Миссии в АНБУ были почти обычными, только, если вдуматься в задания, сомнительными с точки зрения морали. Мизуки совесть никогда не мучила: он понимал, что, стоит только дёрнуться в ненужную сторону, как в деревне его будут ждать совсем не для доклада. И вообще, желательно, мёртвого. Так что он не дёргался, выполнял свою работу и жалел о том, что не может ею похвастаться. О, как бы он хотел! Секретность была непонятна, в конце концов, ни на какие серьёзные задания его не посылали, рангом не вышел. А ведь даже владению танто не стали учить только из-за — Мизуки полагал — пресловутой секретности.

Теперь-то Мизуки знал, что не все АНБУ должны быть на виду. Что для многих членов элитных подразделений уготованы особые судьбы. Именно поэтому он сейчас смотрел на Тори искоса, гадая, когда дойдёт и до неё. Не пел ли он в своём воображении дифирамбы её гениальности?

Главное, чтобы не произошло того же, что произошло и с ним — чтобы не влезли люди из Корня.

Когда это произошло? Примерно… через пару лет после того, как он попал в АНБУ. Сначала Мизуки гордился: ладно, он не может чесать своё самолюбие, рассказывая, в каком подразделении работает, но зато может тешить себя осознанием, что допущен в своеобразную «святая святых». О Корне АНБУ в среде чунинов знали лишь на уровне слухов, в АНБУ — просто не говорили. Но было понятно, что там всё очень серьёзно. Даже печать, которую поставили на язык, нисколько не мешала. Подумаешь! Он не идиот, чтобы болтать лишнее.

(Зато был достаточным идиотом, чтобы так думать.)

Наверное, Мизуки так бы и тешил себя мыслями о собственной исключительности, работая одновременно и на АНБУ, и на Корень — от последнего иногда поступали задания, дополняющие, а иногда и немного противоречащие цели изначальной миссии, но Мизуки всегда выполнял, понимая, какая из двух организаций опаснее — если бы не случилось это. Поступление джинчурики в Академию. Точнее, даже не так: случилась весть о скором поступлении джинчурики в Академию.

Конечно, Мизуки отлично знал, кто именно джинчурики! Такую информацию от АНБУ не скрывают. И к надоедливому пацану он относился… никак. Может, с лёгкой скукой и таким же лёгким недовольством: Хокаге совершенно запустил парня, по улицам шляется и пакости устраивает. А вот Лис внутри него заслуживал всей возможной ненависти.

— Мизуки-кун, тебя направят в Академию, — сказал ему непосредственный командир, — в качестве сенсея.

Сначала Мизуки думал, что ослышался. Его — и в Академию? Но потом понял, что джонин был совершенно серьёзен.
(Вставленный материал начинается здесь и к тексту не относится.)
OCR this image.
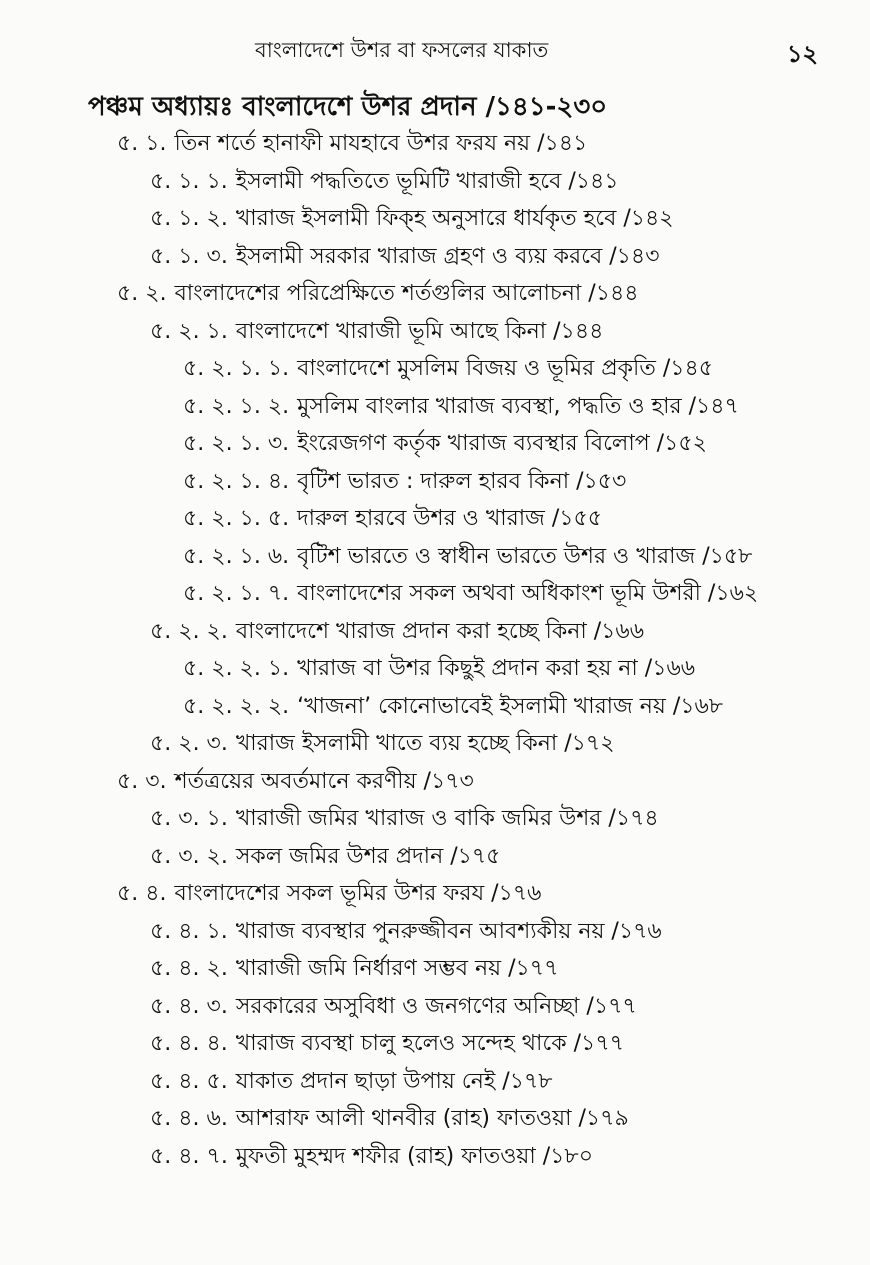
বাংলাদেশে উশর বা ফসলের যাকাত	১২
পঞ্চম অধ্যায়ঃ বাংলাদেশে উশর প্রদান /১৪১-২৩০
৫. ১. তিন শর্তে হানাফী মাযহাবে উশর ফরয নয় /১৪১
৫. ১. ১. ইসলামী পদ্ধতিতে ভূমিটি খারাজী হবে /১৪১
৫. ১. ২. খারাজ ইসলামী ফিক্‌হ অনুসারে ধার্যকৃত হবে /১৪২
৫. ১. ৩. ইসলামী সরকার খারাজ গ্রহণ ও ব্যয় করবে /১৪৩
৫. ২. বাংলাদেশের পরিপ্রেক্ষিতে শর্তগুলির আলোচনা /১৪৪
৫. ২. ১. বাংলাদেশে খারাজী ভূমি আছে কিনা /১৪৪
৫. ২. ১. ১. বাংলাদেশে মুসলিম বিজয় ও ভূমির প্রকৃতি /১৪৫
৫. ২. ১. ২. মুসলিম বাংলার খারাজ ব্যবস্থা, পদ্ধতি ও হার /১৪৭
৫. ২. ১. ৩. ইংরেজগণ কর্তৃক খারাজ ব্যবস্থার বিলোপ /১৫২
৫. ২. ১. ৪. বৃটিশ ভারত : দারুল হারব কিনা /১৫৩
৫. ২. ১. ৫. দারুল হারবে উশর ও খারাজ /১৫৫
৫. ২. ১. ৬. বৃটিশ ভারতে ও স্বাধীন ভারতে উশর ও খারাজ /১৫৮
৫. ২. ১. ৭. বাংলাদেশের সকল অথবা অধিকাংশ ভূমি উশরী /১৬২
৫. ২. ২. বাংলাদেশে খারাজ প্রদান করা হচ্ছে কিনা /১৬৬
৫. ২. ২. ১. খারাজ বা উশর কিছুই প্রদান করা হয় না /১৬৬
৫. ২. ২. ২. ‘খাজনা’ কোনোভাবেই ইসলামী খারাজ নয় /১৬৮
৫. ২. ৩. খারাজ ইসলামী খাতে ব্যয় হচ্ছে কিনা /১৭২
৫. ৩. শর্তত্রয়ের অবর্তমানে করণীয় /১৭৩
৫. ৩. ১. খারাজী জমির খারাজ ও বাকি জমির উশর /১৭৪
৫. ৩. ২. সকল জমির উশর প্রদান /১৭৫
৫. ৪. বাংলাদেশের সকল ভূমির উশর ফরয /১৭৬
৫. ৪. ১. খারাজ ব্যবস্থার পুনরুজ্জীবন আবশ্যকীয় নয় /১৭৬
৫. ৪. ২. খারাজী জমি নির্ধারণ সম্ভব নয় /১৭৭
৫. ৪. ৩. সরকারের অসুবিধা ও জনগণের অনিচ্ছা /১৭৭
৫. ৪. ৪. খারাজ ব্যবস্থা চালু হলেও সন্দেহ থাকে /১৭৭
৫. ৪. ৫. যাকাত প্রদান ছাড়া উপায় নেই /১৭৮
৫. ৪. ৬. আশরাফ আলী থানবীর (রাহ) ফাতওয়া /১৭৯
৫. ৪. ৭. মুফতী মুহম্মদ শফীর (রাহ) ফাতওয়া /১৮০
Вспышку гнева загасить было легко, хотя Мизуки и заскрипел зубами. Он коротко склонил голову, выдавил неопределённое «Хай» и приготовился ждать объяснений. АНБУ — не Корень, здесь они были.

Всё дело было в джинчурики. В том, что преподавателя в его класс, конечно, поставят многообещающего и по своим моральным качествам идеально для этого дела подходящего, но подстраховка нужна. А тут — такая удача, Мизуки отлично знаком с Умино Ирукой! Ну, может, не отлично, но до поступления джинчурики ещё целый год: и дружбу хватит восстановить, и набраться опыта для преподавательской деятельности. Конечно, класс ему дадут не S и даже не А, но В — точно.

Мизуки был в ярости.

Мизуки был совершенно беспомощен.

Мизуки получил похожий приказ в Корне, разве что с обязанностью раз в месяц писать отчёты об Умино Ируке и его отношениях с джинчурики. Мизуки предпочёл смириться — и смирился. В конце концов, должность тайной няньки для учителя джинчурики — это ещё не самое худшее, что могло бы с ним произойти. Например, он мог додуматься начать спорить. Отказываться. Нарушить что-нибудь…

Мёртвым быть, возможно, и спокойнее, но живым — куда как лучше.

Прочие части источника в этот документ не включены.